(LEX 18) — On Monday, as the neon 'open' sign remained on in Brewed's window, Lexington Fayette County Health Department inspectors told the court what happened at the coffee shop last week.
"When I entered the facility, I saw that there were people to my left," explained health inspector Karen Sanders.
The problem is Gov. Andy Beshear's current coronavirus order bans in-person dining in Kentucky.
According to the health inspector's testimony, Brewed Owner Andrew Cooperrider said they were operating their dining room like a patio since they had their garage door partially open.
"I let him know that it needed to be 50% walls - open to the elements," testified Sanders.
Sanders said she told Cooperrider if he wanted to stay open, he would need to stop indoor dining, but he told her he wouldn't do that.
"We let them know that at this point, their permit would be suspended," said Sanders.
A senior inspector, Denny "Skip" Castleman, also testified that he went to Brewed to assist Sanders in serving the enforcement notice that ordered the business to close. He testified that's when the situation became tense.
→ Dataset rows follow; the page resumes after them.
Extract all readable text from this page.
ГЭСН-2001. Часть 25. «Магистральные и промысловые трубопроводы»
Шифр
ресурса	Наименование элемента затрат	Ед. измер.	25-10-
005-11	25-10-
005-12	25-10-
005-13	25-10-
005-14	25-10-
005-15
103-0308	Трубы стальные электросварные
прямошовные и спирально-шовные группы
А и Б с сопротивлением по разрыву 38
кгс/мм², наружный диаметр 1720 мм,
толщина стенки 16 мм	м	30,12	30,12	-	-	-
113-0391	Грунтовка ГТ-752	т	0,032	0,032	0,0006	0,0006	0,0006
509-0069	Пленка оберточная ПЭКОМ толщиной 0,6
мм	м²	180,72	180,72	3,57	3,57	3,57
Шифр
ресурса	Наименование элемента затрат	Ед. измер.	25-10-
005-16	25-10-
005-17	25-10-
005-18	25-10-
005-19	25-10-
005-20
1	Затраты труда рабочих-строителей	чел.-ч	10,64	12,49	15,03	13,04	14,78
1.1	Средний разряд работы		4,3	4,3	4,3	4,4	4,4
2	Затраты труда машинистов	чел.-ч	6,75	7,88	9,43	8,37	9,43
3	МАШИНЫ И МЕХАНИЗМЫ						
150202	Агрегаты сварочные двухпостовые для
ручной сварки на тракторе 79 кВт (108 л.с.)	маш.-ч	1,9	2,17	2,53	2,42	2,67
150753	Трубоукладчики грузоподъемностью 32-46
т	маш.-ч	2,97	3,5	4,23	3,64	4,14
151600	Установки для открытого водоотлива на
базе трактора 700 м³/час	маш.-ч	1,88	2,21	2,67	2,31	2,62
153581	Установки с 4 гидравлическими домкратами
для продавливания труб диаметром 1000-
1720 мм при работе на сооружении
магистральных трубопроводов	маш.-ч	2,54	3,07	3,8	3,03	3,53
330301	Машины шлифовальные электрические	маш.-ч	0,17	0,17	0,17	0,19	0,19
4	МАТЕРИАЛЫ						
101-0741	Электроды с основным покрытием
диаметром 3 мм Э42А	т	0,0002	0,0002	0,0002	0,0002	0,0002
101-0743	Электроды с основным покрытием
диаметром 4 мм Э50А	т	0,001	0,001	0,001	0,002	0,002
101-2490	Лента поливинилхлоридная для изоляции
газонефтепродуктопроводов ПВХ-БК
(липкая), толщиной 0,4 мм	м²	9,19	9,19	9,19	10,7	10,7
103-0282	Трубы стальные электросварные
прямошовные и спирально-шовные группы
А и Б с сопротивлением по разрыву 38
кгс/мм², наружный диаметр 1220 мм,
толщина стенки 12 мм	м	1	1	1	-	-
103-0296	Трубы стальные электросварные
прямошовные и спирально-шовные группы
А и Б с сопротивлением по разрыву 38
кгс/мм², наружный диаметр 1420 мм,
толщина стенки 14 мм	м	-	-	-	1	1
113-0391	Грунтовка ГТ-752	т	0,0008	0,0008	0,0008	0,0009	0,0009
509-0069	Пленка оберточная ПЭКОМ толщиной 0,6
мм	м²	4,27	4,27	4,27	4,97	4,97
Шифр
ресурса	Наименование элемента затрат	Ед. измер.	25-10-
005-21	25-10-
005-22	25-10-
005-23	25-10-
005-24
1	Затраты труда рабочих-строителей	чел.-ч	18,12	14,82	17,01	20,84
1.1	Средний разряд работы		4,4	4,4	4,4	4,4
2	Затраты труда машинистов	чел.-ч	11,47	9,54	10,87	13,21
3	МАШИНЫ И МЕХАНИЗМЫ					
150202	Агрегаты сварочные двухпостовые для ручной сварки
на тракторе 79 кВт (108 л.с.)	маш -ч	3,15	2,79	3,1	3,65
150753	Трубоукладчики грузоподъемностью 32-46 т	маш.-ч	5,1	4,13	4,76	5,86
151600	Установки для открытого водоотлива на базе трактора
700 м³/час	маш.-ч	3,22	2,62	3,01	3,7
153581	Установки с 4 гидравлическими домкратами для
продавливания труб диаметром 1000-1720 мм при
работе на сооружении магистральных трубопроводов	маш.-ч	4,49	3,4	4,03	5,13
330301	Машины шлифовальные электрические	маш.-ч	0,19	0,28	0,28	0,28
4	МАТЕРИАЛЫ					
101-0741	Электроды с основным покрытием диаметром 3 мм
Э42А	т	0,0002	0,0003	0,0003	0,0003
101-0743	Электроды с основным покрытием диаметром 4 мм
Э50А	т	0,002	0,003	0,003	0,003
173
"I turned around to put my paperwork in my truck, and I turned around, and I had - I'd say - 15 to 20 people standing in front of me, and Mr. Copperrider [was] fairly upset. He's cursing at me a little bit and getting very close," said Castleman. "At that point in time, I started to wonder what was going to happen next because I wasn't sure if they were going to allow us to leave since they were around both of our vehicles. And I didn't see the situation going to improve with me trying to have any discourse, so I got in my truck, and no one prevented us from trying to leave, but it was looking a little ugly there for a while."
Last week, Cooperrider told LEX 18 News he had a reason for following the inspectors outside.
"The number one reason why was because I was in here with legal counsel," Cooperrider explained. "When they handed me the paper, and legal counsel said to ask for the public hearing, I said, 'I want a public hearing,' and I wouldn't have followed him to the truck if he would've turned and said, 'heard you.' I had to follow him to his truck saying, 'I want a public hearing.'"
On Monday, Cooperrider didn't take the witness stand in court. However, his lawyer argued that since there is a lack of clarity surrounding the governor's orders, Cooperrider should be allowed to keep his indoor space open as a venue. Currently, venues can have 25 people inside.
The health department's lawyer fought back on that claim, saying that while a business can fall under more than one category, Brewed was operating as a restaurant; therefore, indoor dining is not allowed.
No word on when the court will issue a ruling.